IL PREZZO DEL GREGGIO – “I mercati sono ancora molto sensibili alle oscillazioni del prezzo del greggio. Quando la Russia e l’Arabia Saudita hanno concordato di mantenere la produzione ai livelli di gennaio, i prezzi hanno avuto un’impennata e i mercati azionari hanno seguito al rialzo. Tuttavia, i prezzi sono nuovamente calati quando è emerso che l’eccesso di offerta globale stimato dalla International Energy Agency ammonterà a circa un milione e mezzo di barili al giorno nel primo semestre del 2016, e che nel corso dell’anno non vi sarà alcuna riduzione dell’offerta. Al contempo, l’Iran sta tornando sul mercato del petrolio dopo la revoca delle sanzioni, e dunque anche i nostri esperti prevedono che l’eccesso di offerta non si ridurrà in tempi brevi e tendono a escludere che, per il momento, i prezzi del greggio possano offrire un sostegno duraturo alle azioni”, sottolinea van Leenders. “Abbiamo realizzato i profitti maturati sul sovrappeso tattico nei mercati azionari dei paesi avanzati, in particolare in USA e Giappone, grazie al recente rimbalzo degli indici favorito dal miglioramento del clima di mercato e dalla riduzione delle posizioni short. Vari fattori, come i multipli di mercato, le prospettive economiche e le stime di crescita, delineano un quadro complessivamente negativo per le azioni, e anche le operazioni di fusione e acquisizione hanno rallentato, attenuando gli effetti positivi di questo fattore. Abbiamo mantenuto i profitti in liquidità per essere in condizione di rispondere rapidamente ai movimenti dei mercati. Nel comparto obbligazionario, abbiamo liquidato la posizione sottopesata nel debito dei paesi emergenti denominato in valuta locale. Secondo i nostri esperti, i mercati emergenti presentano prospettive di crescita negative, che paiono ancora meno incoraggianti alla luce dei recenti sviluppi dei bilanci pubblici, mentre molte valute di questi paesi sono rimaste sotto pressione.
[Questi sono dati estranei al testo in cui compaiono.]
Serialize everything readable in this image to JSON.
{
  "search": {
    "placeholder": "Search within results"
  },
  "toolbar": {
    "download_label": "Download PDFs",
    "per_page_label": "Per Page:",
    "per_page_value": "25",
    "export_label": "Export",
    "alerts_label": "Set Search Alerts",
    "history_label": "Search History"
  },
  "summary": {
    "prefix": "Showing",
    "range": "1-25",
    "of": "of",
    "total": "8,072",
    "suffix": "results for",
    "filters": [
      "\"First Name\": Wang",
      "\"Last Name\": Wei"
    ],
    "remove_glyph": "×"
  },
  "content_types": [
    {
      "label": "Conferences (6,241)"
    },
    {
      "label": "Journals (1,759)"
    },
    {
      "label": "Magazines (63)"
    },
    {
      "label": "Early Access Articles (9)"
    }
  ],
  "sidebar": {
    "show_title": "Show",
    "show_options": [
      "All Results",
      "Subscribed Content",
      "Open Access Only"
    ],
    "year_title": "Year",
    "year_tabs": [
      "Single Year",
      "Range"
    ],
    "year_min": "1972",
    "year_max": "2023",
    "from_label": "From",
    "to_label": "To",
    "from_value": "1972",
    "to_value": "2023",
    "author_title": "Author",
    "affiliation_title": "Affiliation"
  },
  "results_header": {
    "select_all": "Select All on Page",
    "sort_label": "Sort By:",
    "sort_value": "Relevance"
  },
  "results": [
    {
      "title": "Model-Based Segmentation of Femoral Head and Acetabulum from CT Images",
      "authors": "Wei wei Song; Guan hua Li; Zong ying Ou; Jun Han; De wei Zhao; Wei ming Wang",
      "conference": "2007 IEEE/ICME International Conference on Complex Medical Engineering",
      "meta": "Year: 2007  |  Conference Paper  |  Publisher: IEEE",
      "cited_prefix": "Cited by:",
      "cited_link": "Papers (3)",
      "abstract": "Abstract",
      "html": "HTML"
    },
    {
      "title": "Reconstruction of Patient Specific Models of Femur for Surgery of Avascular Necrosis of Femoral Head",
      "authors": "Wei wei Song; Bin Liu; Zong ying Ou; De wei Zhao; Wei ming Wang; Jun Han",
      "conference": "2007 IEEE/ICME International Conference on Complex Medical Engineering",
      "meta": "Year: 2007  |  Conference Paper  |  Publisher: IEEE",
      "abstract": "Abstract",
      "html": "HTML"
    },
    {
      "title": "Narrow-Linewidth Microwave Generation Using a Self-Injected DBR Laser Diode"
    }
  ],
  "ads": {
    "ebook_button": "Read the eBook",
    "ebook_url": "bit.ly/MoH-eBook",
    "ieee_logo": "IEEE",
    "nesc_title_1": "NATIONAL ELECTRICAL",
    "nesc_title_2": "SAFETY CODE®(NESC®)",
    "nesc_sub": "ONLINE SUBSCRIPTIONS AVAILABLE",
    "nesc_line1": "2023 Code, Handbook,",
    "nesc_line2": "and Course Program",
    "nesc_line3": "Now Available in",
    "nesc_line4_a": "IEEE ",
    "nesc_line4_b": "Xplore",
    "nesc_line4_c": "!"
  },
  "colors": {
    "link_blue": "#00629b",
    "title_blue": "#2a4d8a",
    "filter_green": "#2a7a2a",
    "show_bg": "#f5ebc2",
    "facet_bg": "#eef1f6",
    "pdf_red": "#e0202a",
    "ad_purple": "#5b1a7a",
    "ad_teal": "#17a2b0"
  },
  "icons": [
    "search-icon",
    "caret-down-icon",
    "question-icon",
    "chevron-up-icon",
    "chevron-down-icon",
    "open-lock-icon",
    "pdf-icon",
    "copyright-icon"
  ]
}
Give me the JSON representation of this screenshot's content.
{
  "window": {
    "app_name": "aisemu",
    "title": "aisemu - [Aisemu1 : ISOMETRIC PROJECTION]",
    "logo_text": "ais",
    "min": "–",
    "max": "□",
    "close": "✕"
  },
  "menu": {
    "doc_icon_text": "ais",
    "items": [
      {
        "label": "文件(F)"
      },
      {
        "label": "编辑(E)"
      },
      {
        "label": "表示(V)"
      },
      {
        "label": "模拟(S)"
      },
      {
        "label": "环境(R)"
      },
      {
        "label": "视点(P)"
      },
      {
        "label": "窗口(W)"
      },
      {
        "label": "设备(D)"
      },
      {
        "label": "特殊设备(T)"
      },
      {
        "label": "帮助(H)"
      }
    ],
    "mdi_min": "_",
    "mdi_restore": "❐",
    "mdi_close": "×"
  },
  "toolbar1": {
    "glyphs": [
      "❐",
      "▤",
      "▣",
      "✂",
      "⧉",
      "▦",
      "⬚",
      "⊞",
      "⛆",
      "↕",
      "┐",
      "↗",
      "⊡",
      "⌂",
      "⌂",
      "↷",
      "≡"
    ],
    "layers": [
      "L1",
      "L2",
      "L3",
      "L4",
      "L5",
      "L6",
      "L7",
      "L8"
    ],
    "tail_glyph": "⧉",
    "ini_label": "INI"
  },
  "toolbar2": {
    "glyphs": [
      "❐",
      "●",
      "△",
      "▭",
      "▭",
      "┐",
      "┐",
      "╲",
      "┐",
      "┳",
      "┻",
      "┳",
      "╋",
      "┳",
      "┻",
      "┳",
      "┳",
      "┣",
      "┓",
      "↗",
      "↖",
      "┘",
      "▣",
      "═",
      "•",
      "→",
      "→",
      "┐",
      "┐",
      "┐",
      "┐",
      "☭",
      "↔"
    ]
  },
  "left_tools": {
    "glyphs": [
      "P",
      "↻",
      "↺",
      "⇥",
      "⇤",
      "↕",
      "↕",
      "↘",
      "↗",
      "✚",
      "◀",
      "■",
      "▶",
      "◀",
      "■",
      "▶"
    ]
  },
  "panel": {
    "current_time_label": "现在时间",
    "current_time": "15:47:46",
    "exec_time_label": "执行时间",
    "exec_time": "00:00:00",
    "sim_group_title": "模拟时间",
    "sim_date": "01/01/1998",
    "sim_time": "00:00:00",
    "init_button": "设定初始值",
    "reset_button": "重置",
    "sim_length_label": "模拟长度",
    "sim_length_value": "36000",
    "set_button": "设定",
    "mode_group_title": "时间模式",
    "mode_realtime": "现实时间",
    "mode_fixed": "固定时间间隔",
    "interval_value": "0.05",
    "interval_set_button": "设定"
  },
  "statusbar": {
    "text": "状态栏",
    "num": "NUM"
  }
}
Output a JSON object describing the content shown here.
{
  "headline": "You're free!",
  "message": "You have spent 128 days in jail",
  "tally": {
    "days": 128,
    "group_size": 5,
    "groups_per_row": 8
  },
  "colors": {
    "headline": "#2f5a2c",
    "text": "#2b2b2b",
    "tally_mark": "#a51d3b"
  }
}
Pertanto, oltre ad aver raggiunto livelli che giustificavano una presa di profitto, nutrivamo timori sempre maggiori sul detenere un’esposizione in valute emergenti deboli ponderate in base all’indice dei titoli di Stato”.

STRATEGIE TOTAL RETURN: POSIZIONI PIÙ DIFENSIVE – “Nel quadro delle strategie total return, abbiamo ridotto il beta del portafoglio attraverso delle posizioni short nelle azioni europee e nel segmento delle obbligazioni societarie USA investment-grade rispetto alla liquidità. Una scossa inattesa della politica monetaria USA verso la fine dell’anno potrebbe incidere negativamente sulle obbligazioni societarie investment-grade. In un’ottica di gestione complessiva del portafoglio, intendevamo costituire una posizione di liquidità per assorbire eventuali shock di mercato. Negli Stati Uniti abbiamo assunto una posizione lunga in REIT rispetto alla ponderazione dei servizi di pubblica utilità: a nostro avviso, infatti, le società immobiliari dispongono di maggiori capacità di fissare i prezzi di mercato rispetto alle utility e, al contempo, di multipli più interessanti. Il nostro indicatore del posizionamento dei mercati segnala, in media, una posizione sovrappesata degli investitori nel settore immobiliare, sebbene non molto accentuata”, conclude van Leenders.